Blue Plate Specials
There’s more than one way to set a Seder table and there are Seder plates for every style. The only requirement: space on the plate for the required symbolic foods of the ceremony. Blue is traditional, most often with white, as in the Villeroy and Boch “Precious Legacy” plate, above, from the Czechoslovak State Collections.
But blue comes in many shades. A deep indigo sets off the pomegranate design of the plate designed by Massachusetts-based Russian artist Katya Apekina, top right. And artist Vicki Stone chose a dusty blue as the background for her lively depiction of Moses’ exile from Egypt, right--yes, her interpretation of the biblical desert includes some very California-looking cactuses.
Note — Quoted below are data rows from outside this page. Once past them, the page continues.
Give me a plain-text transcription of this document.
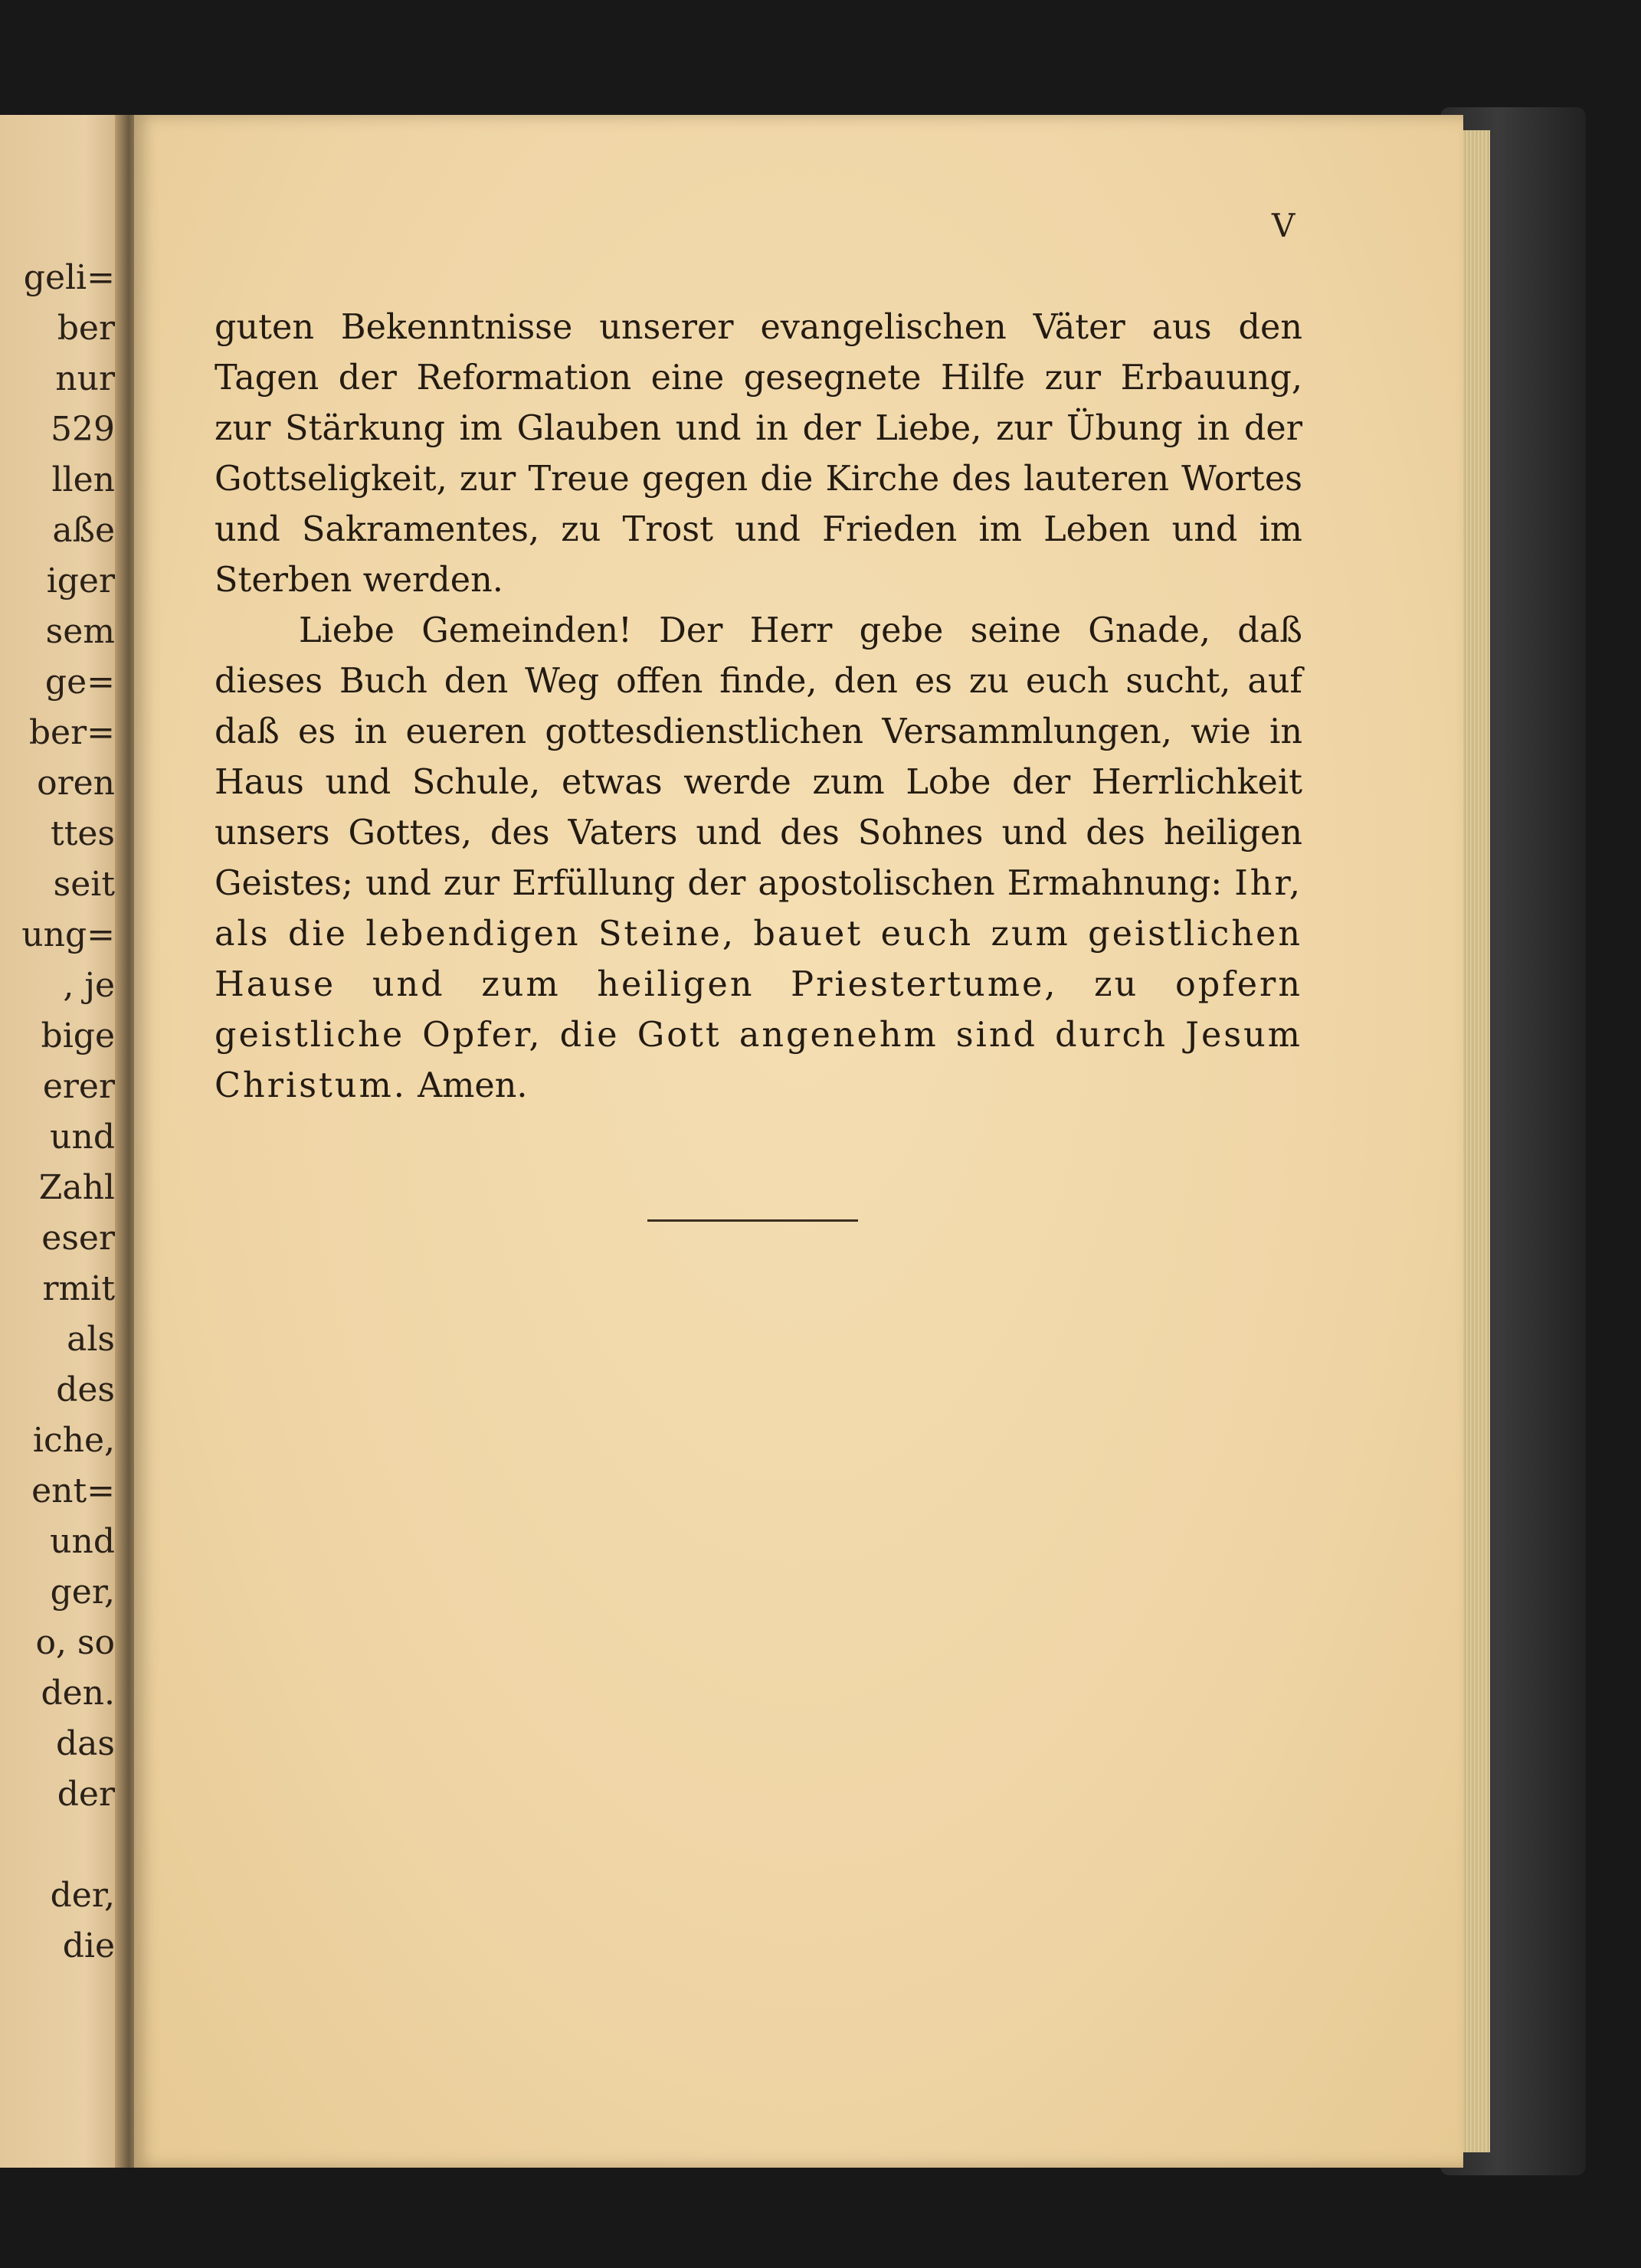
geli=
ber
nur
529
llen
aße
iger
sem
ge=
ber=
oren
ttes
seit
ung=
, je
bige
erer
und
Zahl
eser
rmit
als
des
iche,
ent=
und
ger,
o, so
den.
das
der
der,
die
V

guten Bekenntnisse unserer evangelischen Väter aus den Tagen der Reformation eine gesegnete Hilfe zur Erbauung, zur Stärkung im Glauben und in der Liebe, zur Übung in der Gottseligkeit, zur Treue gegen die Kirche des lauteren Wortes und Sakramentes, zu Trost und Frieden im Leben und im Sterben werden.

Liebe Gemeinden! Der Herr gebe seine Gnade, daß dieses Buch den Weg offen finde, den es zu euch sucht, auf daß es in eueren gottesdienstlichen Versammlungen, wie in Haus und Schule, etwas werde zum Lobe der Herrlichkeit unsers Gottes, des Vaters und des Sohnes und des heiligen Geistes; und zur Erfüllung der apostolischen Ermahnung: Ihr, als die lebendigen Steine, bauet euch zum geistlichen Hause und zum heiligen Priestertume, zu opfern geistliche Opfer, die Gott angenehm sind durch Jesum Christum. Amen.
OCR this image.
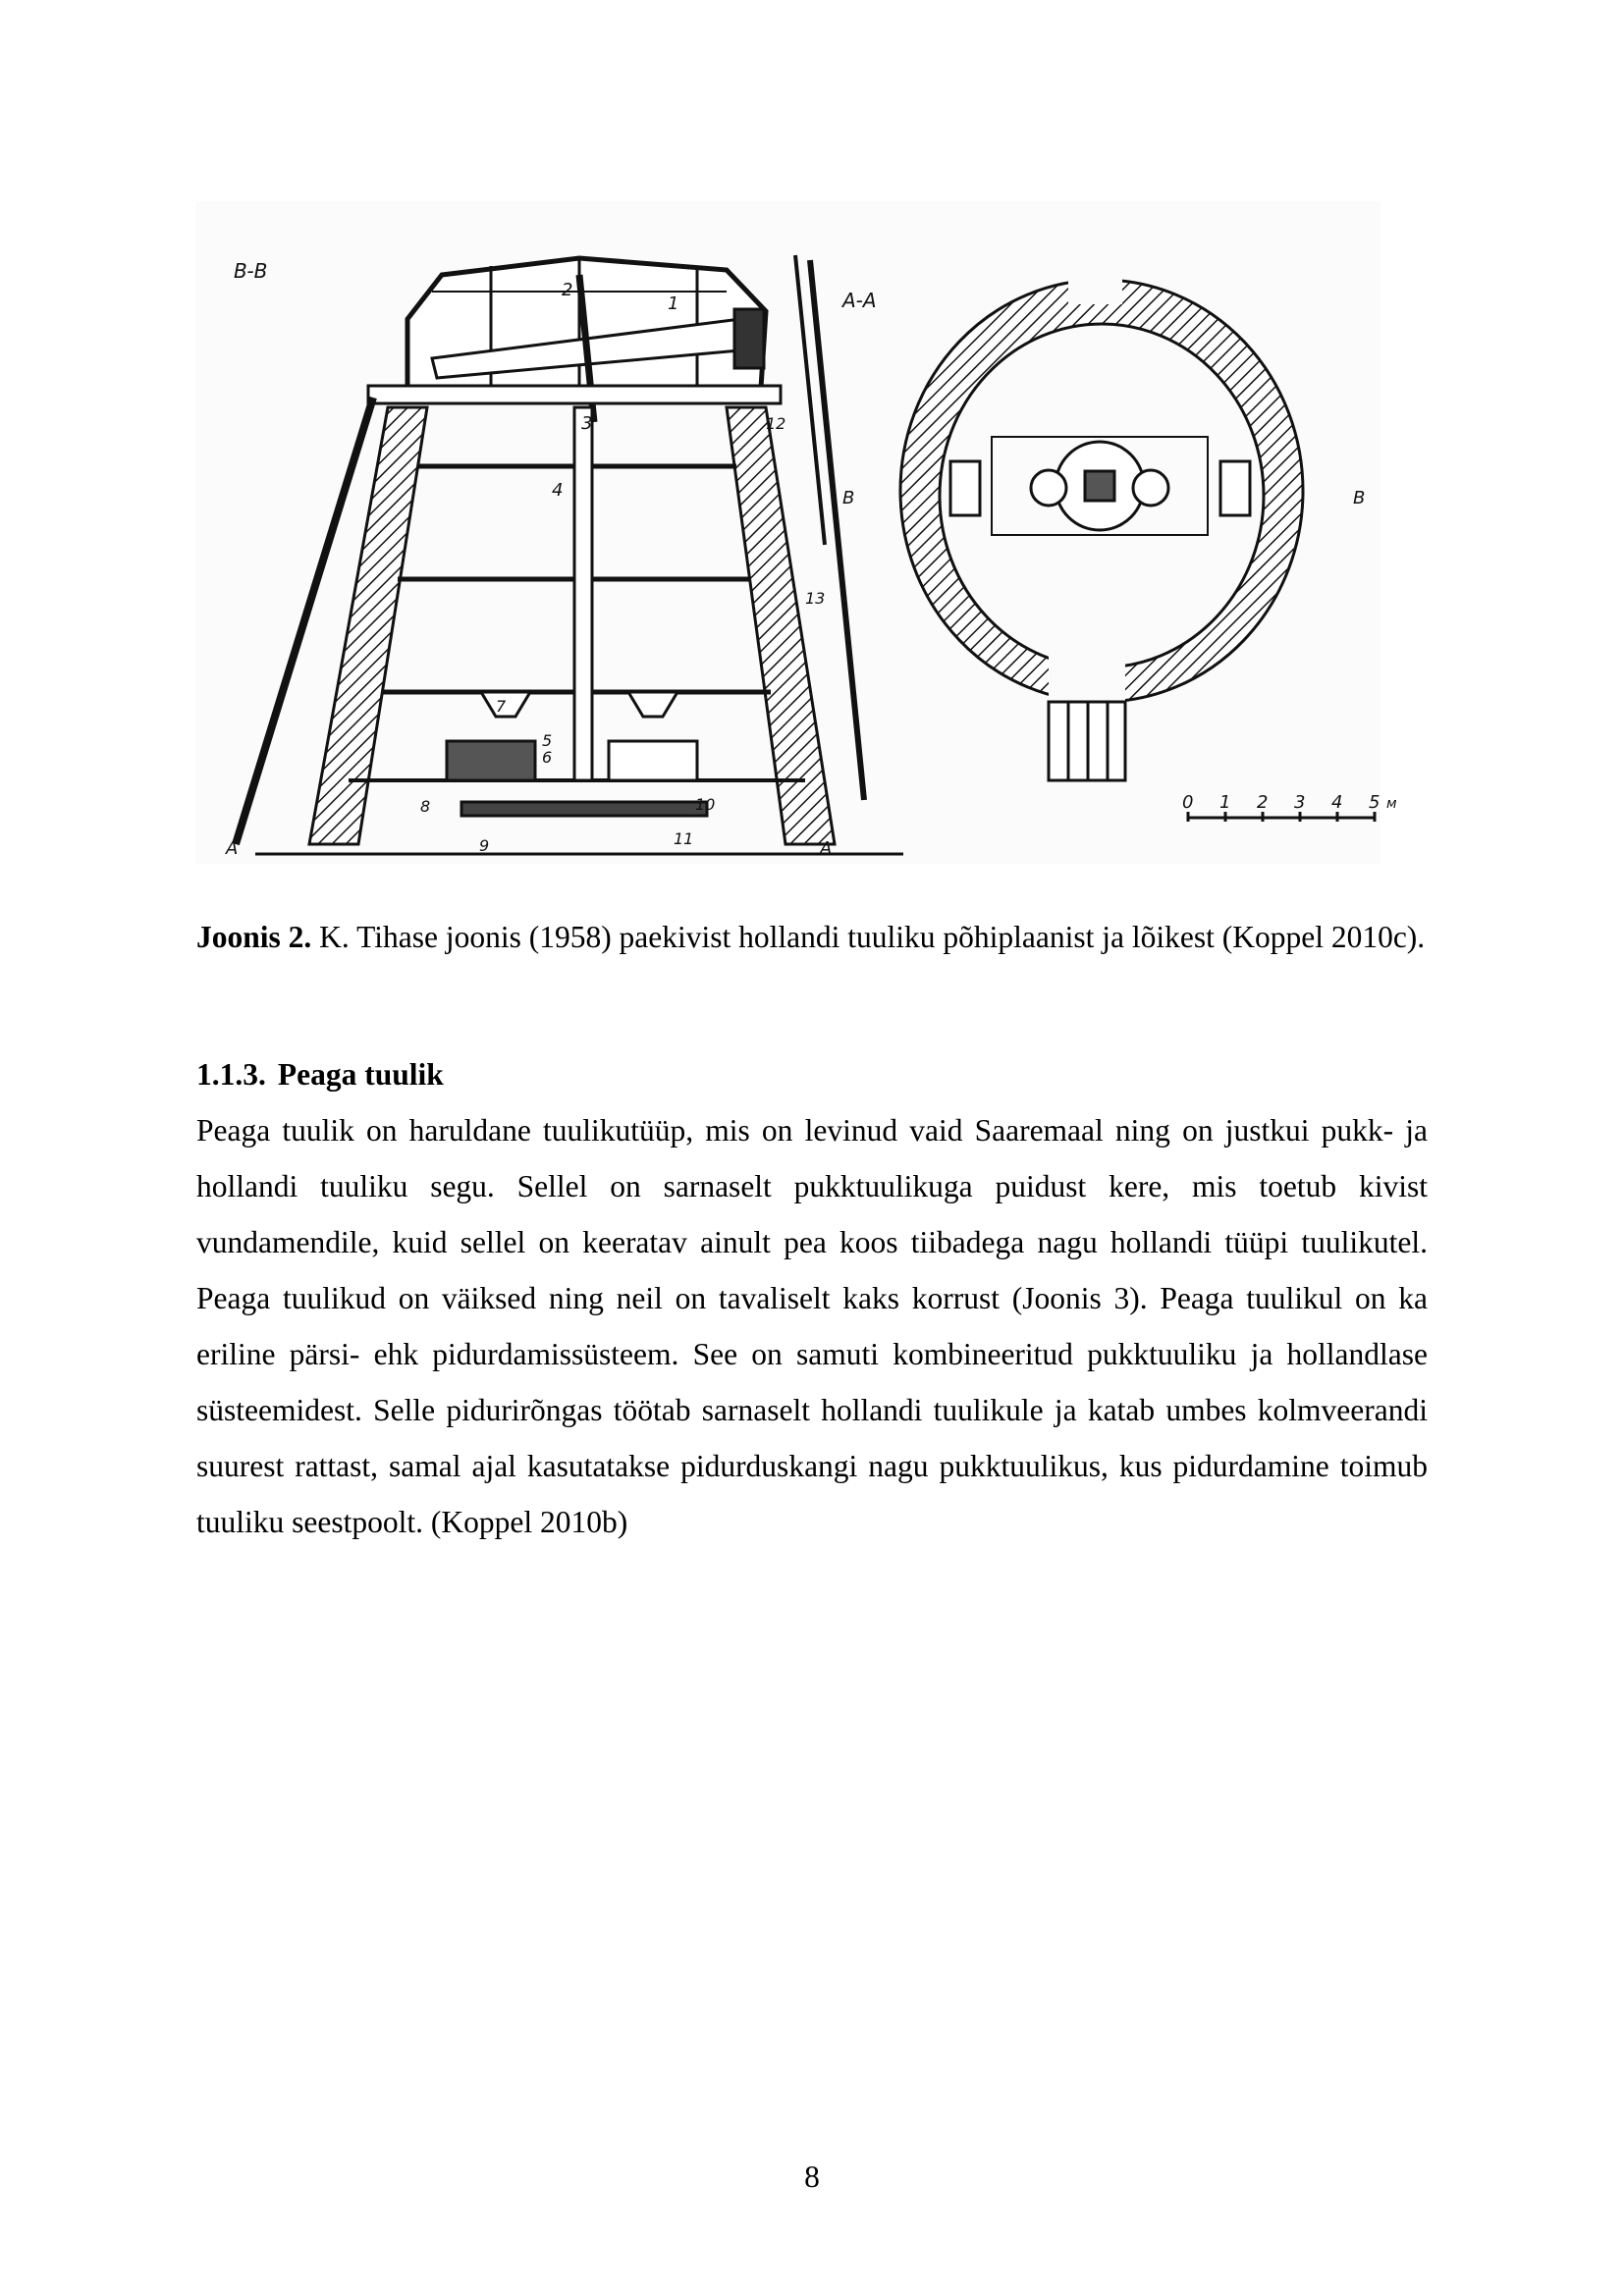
B-B
1
2
3
4
5
6
7
8
9
10
11
12
13
A	A
A-A
B	B
0 1 2 3 4 5 м
Joonis 2. K. Tihase joonis (1958) paekivist hollandi tuuliku põhiplaanist ja lõikest (Koppel 2010c).
1.1.3. Peaga tuulik

Peaga tuulik on haruldane tuulikutüüp, mis on levinud vaid Saaremaal ning on justkui pukk- ja hollandi tuuliku segu. Sellel on sarnaselt pukktuulikuga puidust kere, mis toetub kivist vundamendile, kuid sellel on keeratav ainult pea koos tiibadega nagu hollandi tüüpi tuulikutel. Peaga tuulikud on väiksed ning neil on tavaliselt kaks korrust (Joonis 3). Peaga tuulikul on ka eriline pärsi- ehk pidurdamissüsteem. See on samuti kombineeritud pukktuuliku ja hollandlase süsteemidest. Selle pidurirõngas töötab sarnaselt hollandi tuulikule ja katab umbes kolmveerandi suurest rattast, samal ajal kasutatakse pidurduskangi nagu pukktuulikus, kus pidurdamine toimub tuuliku seestpoolt. (Koppel 2010b)

8
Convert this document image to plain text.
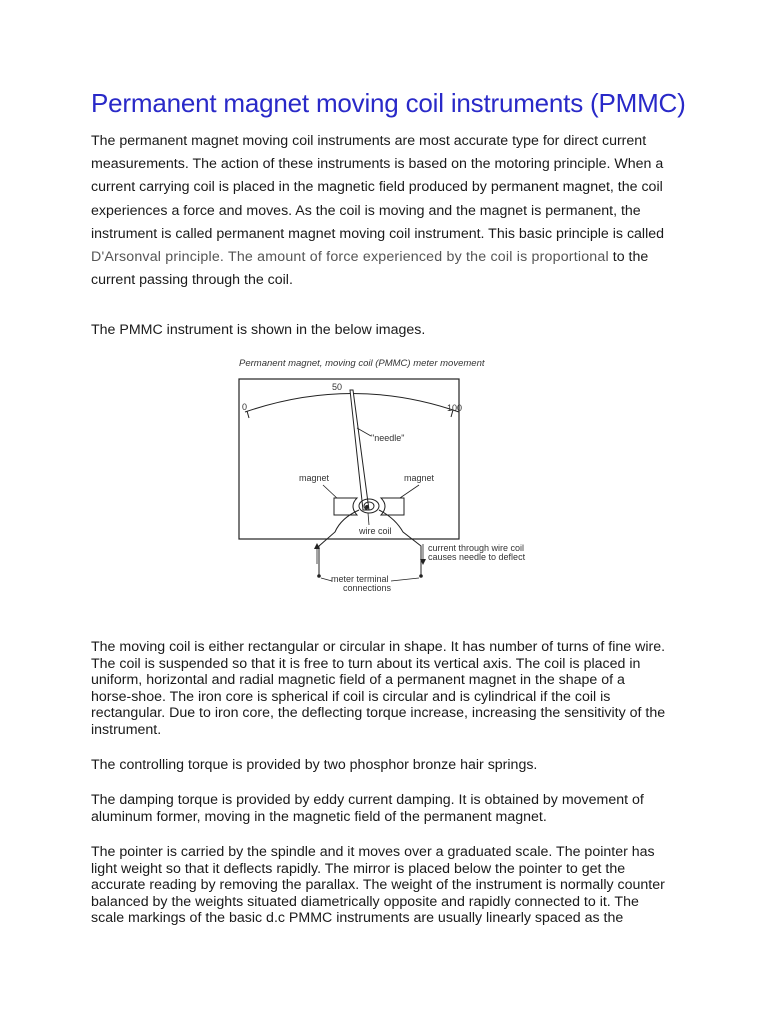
Permanent magnet moving coil instruments (PMMC)

The permanent magnet moving coil instruments are most accurate type for direct current
measurements. The action of these instruments is based on the motoring principle. When a
current carrying coil is placed in the magnetic field produced by permanent magnet, the coil
experiences a force and moves. As the coil is moving and the magnet is permanent, the
instrument is called permanent magnet moving coil instrument. This basic principle is called
D'Arsonval principle. The amount of force experienced by the coil is proportional to the
current passing through the coil.

The PMMC instrument is shown in the below images.

Permanent magnet, moving coil (PMMC) meter movement
0
50
100
"needle"
magnet	magnet
wire coil
meter terminal
connections
current through wire coil
causes needle to deflect

The moving coil is either rectangular or circular in shape. It has number of turns of fine wire.
The coil is suspended so that it is free to turn about its vertical axis. The coil is placed in
uniform, horizontal and radial magnetic field of a permanent magnet in the shape of a
horse-shoe. The iron core is spherical if coil is circular and is cylindrical if the coil is
rectangular. Due to iron core, the deflecting torque increase, increasing the sensitivity of the
instrument.

The controlling torque is provided by two phosphor bronze hair springs.

The damping torque is provided by eddy current damping. It is obtained by movement of
aluminum former, moving in the magnetic field of the permanent magnet.

The pointer is carried by the spindle and it moves over a graduated scale. The pointer has
light weight so that it deflects rapidly. The mirror is placed below the pointer to get the
accurate reading by removing the parallax. The weight of the instrument is normally counter
balanced by the weights situated diametrically opposite and rapidly connected to it. The
scale markings of the basic d.c PMMC instruments are usually linearly spaced as the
Vicki Stone plate, $265, at the Craft and Folk Art Museum, Los Angeles. Villeroy and Boch plate, $270, and Katya Apekina plate, $575, at Audrey’s Gift Shop in the Skirball Cultural Center, Los Angeles.
Silk and Matzo
On every Seder table three matzos must be placed in a matzo holder or simply on a plate covered by a napkin. The napkin or matzo holder doesn’t have to be fancy--on the other hand, this vivid silk matzo holder, hand-painted by Israeli artist Orna Zemer, with accents of liquid gold, would add a splash of beauty to the table.
Matzo holders $90 to $95 in Audrey’s Gift Shop at the Skirball Cultural Center, Los Angeles.